I want to try some new things that we've never done before. We're talking some ideas back and forth and we'll see what works and just have some fun. I don't want it to be too formal. I'm hoping we'll interact with the audience. I hope they'll interact with us.
Why do you think people should come to your concert?
If they love musical theatre, just for Seth himself it's worth the ticket price, and hopefully I can add to that experience with my voice and hopefully some charm. I'm showing up as a fan of Seth as well, so I'm excited to be contributing to his artistry. I think it's going to be a fun night. I'm excited to just have a laugh and really celebrate what we all love and just have a blast.
I'd like to try some old music theatre songs as well, like the classics which you don't get to hear much anymore. One of my favourite songs is "If Ever I Would Leave You", so I'm like let's do that, because I never get to do these things.
Is there anything coming up that you're allowed to tell us about yet?
My band's going to hit the road in January sometime; I think it's the final two and a half weeks. I'm on the finish line of a couple of things that might or might not happen. I'm at that point now (I'm sure everyone's gone through this when they turn 40) where I'm not rushing into anything.
I want to sit back - I feel a new chapter coming up. How do we improve, how do we exceed expectations and just keep growing? I'm entering a new decade, so I want to offer the world something new as an artist, and I don't think you can rush that.

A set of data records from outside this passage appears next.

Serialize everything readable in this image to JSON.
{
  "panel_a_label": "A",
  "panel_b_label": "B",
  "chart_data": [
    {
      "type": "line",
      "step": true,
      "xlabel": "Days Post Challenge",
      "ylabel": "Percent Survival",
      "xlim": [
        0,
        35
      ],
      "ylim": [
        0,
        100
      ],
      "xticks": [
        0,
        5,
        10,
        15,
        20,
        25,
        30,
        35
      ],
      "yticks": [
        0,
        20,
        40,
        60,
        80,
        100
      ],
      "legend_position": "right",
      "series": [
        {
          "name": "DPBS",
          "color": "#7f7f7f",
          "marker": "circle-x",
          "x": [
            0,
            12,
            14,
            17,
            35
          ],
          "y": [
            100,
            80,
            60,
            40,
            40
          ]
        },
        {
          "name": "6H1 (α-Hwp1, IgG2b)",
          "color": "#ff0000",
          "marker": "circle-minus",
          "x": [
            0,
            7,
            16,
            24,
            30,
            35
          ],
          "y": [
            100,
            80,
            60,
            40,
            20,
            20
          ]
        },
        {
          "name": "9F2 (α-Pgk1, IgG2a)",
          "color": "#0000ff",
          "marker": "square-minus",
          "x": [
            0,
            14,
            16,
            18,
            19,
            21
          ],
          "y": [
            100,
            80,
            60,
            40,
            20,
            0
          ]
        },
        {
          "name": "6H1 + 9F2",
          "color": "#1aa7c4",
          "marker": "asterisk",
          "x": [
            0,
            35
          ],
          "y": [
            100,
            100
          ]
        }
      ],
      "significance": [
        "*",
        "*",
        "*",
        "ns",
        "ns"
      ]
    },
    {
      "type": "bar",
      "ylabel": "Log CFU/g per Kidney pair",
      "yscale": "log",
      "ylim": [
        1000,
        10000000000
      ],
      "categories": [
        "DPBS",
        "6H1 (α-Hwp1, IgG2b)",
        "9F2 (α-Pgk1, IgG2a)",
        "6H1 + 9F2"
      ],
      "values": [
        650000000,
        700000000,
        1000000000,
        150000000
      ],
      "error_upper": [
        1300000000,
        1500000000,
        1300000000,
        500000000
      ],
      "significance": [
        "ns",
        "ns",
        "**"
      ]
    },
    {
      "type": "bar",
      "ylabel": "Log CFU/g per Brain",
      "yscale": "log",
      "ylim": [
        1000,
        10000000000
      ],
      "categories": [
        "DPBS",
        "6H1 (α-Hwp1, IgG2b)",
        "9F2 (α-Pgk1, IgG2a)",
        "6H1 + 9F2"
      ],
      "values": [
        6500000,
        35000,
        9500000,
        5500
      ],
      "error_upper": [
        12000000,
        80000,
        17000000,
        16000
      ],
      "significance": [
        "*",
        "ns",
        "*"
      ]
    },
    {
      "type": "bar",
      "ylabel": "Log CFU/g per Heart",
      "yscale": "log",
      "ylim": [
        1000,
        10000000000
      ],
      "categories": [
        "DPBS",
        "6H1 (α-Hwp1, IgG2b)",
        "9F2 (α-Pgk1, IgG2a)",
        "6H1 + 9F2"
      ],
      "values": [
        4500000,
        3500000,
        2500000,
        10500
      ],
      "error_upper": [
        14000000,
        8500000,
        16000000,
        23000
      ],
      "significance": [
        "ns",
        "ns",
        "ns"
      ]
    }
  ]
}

Do you have any roles you'd love to play in the future?
Sweeney Todd. I've got to have a crack at that! Billy in Carousel. There's some new stuff out there. I've always wanted a crack at Joe Gillis again for a longer period. I've got to do comedy. I've been doing such serious stuff. I'm a funny guy, but the problem is if it's funny, I'll just keep laughing. But I'd love to do a comedy or a play.
With more musicals being made into films, do you have any screen ambitions?
100%. My management team are pushing into TV and film all the time. Not because I think it's better, but because I want to be a diverse actor. I've done a bit of TV and I enjoy the intimacy of that. The stage will always be my love and passion but I think if you can be diverse, it only allows you to grow. I'd love to do TV and film. More so the time commitment - as opposed to eight shows a week, I could take more time off. I just want to have more time with my family.
Do you have any advice for aspiring actors?
You've got to be hungry and you can't wait for people to show you things. You have to be self-sufficient. If you're uninspired, it's your fault. You have to keep yourself inspired. Get a book, go to the library, go to the theatre, see films. See the classics! Don't just listen to one show that's your passion. You have to broaden your horizons.
I say this out loud so I can hear it as well and remind myself. It can't be about ego and it can't be tunnel vision. You have to experience life as best as possible and don't panic and rush. These are things I would tell myself ten years ago for sure.